Going by groupset MSRP, electronic shifting costs an extra $1100 for Di2, and $1200-1400 for EPS. By skipping electronic, you have a few options:
- Save money,
- Upgrade to next level up (6870 and 9000 are almost the same price),
- Use the money saved for getting other bike stuff, like a good set of wheels.
We like option 3 the best. (grin)
Many of the concerns that people had when these systems were introduced have been addressed by the later generations. Battery life has been a non-issue from the start, and programming software is now available to customize your system to your needs. Seat tube batteries help to clean up the installation and further weather protect the sensitive bits.
On a personal note, we find that we both consistently mix up the buttons on Di2 systems. While we are sure this would diminish if we were to ride Di2 more full time, this is not an issue when we change between the various mechanical systems (Red, Dura Ace, and Record). All of which used very different systems to perform the shift function. This may speak to the intuitiveness of the Di2 system, or perhaps the size/feel/placement of the buttons. We are happy to report that this did not occur with EPS, and probably has something to do with how much we enjoyed using it.
Not surprisingly, SRAM is looking to enter the market with an electronic drivetrain of its own. Two SRAM employees were spotted running advanced prototypes at the Midwest Regional cross championships in Chicago in December. Official details are scarce, but you can check out some speculation here.
Whether we want it or not, disc brakes are happening on road bikes, and hydraulics is a natural extension of that. Currently, the only way to run a full Shimano drivetrain with hydraulics is to have Di2. Having electronic shifting in their line-up significantly reduced the task of the engineers to find room for the master cylinder in the hood. We plan on covering hydraulic disc brakes in depth on a different instalment of this column.
The added shift buttons found on TT and triathlon bikes, offer greater versatility and safety. In addition, in the quest for greater aerodynamics, electronic cables can be run in patterns different from their traditional counterparts, an advantage that gives the builder/designer much more freedom to create the bike of their dreams. An excellent example of this is the striking TT bike Rob English built for himself.

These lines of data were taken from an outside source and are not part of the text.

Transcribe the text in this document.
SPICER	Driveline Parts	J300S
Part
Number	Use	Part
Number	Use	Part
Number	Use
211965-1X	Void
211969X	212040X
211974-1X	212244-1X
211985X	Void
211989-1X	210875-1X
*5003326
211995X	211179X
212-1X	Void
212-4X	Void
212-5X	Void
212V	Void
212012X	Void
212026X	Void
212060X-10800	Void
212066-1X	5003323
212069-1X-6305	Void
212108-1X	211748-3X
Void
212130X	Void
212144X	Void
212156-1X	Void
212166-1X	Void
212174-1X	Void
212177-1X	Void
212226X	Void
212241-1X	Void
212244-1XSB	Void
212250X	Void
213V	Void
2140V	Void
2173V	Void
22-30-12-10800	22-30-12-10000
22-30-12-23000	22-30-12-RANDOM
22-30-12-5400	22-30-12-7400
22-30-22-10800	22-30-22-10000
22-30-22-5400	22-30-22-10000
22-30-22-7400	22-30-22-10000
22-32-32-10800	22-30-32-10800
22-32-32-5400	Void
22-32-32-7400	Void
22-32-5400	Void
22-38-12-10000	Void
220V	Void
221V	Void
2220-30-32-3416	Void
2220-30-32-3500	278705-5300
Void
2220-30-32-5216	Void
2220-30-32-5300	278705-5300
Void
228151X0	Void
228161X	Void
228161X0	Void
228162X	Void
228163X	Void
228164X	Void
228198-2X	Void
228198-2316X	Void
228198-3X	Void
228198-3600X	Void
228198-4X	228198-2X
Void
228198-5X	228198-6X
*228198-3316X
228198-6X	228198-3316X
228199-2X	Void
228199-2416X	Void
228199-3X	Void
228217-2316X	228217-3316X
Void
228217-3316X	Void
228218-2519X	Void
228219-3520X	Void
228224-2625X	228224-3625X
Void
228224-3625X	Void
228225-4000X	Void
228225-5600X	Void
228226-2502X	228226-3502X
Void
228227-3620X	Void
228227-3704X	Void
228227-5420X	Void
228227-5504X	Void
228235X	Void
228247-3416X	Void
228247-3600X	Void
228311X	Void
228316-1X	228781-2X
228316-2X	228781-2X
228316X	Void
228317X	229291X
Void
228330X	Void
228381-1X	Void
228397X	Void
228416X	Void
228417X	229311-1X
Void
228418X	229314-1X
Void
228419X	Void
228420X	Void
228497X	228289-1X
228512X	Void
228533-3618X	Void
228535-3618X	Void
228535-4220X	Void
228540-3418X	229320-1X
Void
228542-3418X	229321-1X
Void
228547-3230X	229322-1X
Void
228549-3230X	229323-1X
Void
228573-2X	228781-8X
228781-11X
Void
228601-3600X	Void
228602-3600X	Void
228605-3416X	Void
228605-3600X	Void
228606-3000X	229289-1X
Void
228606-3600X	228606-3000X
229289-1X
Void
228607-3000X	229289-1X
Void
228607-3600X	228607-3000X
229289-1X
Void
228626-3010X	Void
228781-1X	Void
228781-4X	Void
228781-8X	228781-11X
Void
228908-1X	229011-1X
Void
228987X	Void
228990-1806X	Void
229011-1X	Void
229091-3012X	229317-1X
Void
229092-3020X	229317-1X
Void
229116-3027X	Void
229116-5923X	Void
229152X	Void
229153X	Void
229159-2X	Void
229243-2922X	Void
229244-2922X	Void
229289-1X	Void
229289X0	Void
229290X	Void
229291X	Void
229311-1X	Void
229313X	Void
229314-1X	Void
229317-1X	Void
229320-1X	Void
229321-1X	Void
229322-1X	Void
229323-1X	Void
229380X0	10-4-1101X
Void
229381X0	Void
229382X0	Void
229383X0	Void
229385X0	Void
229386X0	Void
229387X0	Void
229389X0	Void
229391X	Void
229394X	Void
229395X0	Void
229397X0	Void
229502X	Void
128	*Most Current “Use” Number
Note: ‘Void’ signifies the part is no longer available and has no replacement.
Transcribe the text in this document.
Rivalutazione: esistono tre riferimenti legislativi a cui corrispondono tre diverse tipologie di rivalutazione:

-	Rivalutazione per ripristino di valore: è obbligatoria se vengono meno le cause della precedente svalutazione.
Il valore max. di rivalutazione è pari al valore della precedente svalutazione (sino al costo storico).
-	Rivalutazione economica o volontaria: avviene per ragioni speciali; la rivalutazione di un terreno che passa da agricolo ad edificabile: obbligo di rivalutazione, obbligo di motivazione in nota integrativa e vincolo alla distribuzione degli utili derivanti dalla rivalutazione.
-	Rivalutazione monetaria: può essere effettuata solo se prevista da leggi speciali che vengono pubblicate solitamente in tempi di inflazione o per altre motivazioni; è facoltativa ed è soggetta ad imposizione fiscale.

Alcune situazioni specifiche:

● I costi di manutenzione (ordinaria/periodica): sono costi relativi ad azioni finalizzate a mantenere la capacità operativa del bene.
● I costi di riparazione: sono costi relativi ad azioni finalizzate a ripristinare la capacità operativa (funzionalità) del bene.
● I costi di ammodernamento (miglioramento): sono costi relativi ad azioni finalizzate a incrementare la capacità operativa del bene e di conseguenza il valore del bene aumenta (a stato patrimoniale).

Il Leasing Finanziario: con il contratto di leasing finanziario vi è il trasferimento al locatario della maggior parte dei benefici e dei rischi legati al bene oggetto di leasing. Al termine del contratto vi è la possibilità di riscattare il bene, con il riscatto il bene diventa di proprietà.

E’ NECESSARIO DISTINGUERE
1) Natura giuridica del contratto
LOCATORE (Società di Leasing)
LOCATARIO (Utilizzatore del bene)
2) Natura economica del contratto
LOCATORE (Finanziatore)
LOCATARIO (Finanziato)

Notice the custom head-tube/steer-tube setup that allows for hidden cable routing.
There is a similar battle going on in the auto world today. Yes, today’s modern dual clutch automatic transmissions (such as the Porsche PDK) produce faster, more precise shifts that even the best driver, but some of us still like the feel of rowing our own gears.
As you can see, we are currently both hot and cold on Electronic drivetrains (mostly hot until we have to get out our wallets). And the best may be yet to come. As the great Lennard Zinn has recently pointed out, opinions are always changing and all of the advantages of electronic drivetrains may still not be known. Perhaps the concepts currently being pursued by Factor bikes gives us a glimpse of the future: total integration.
For the type of riding that we typically do, it is probably an unnecessary luxury. However, there are definitely here to stay, and as they develop and bikes evolve towards greater integration, there likely won’t be a top end bike without it.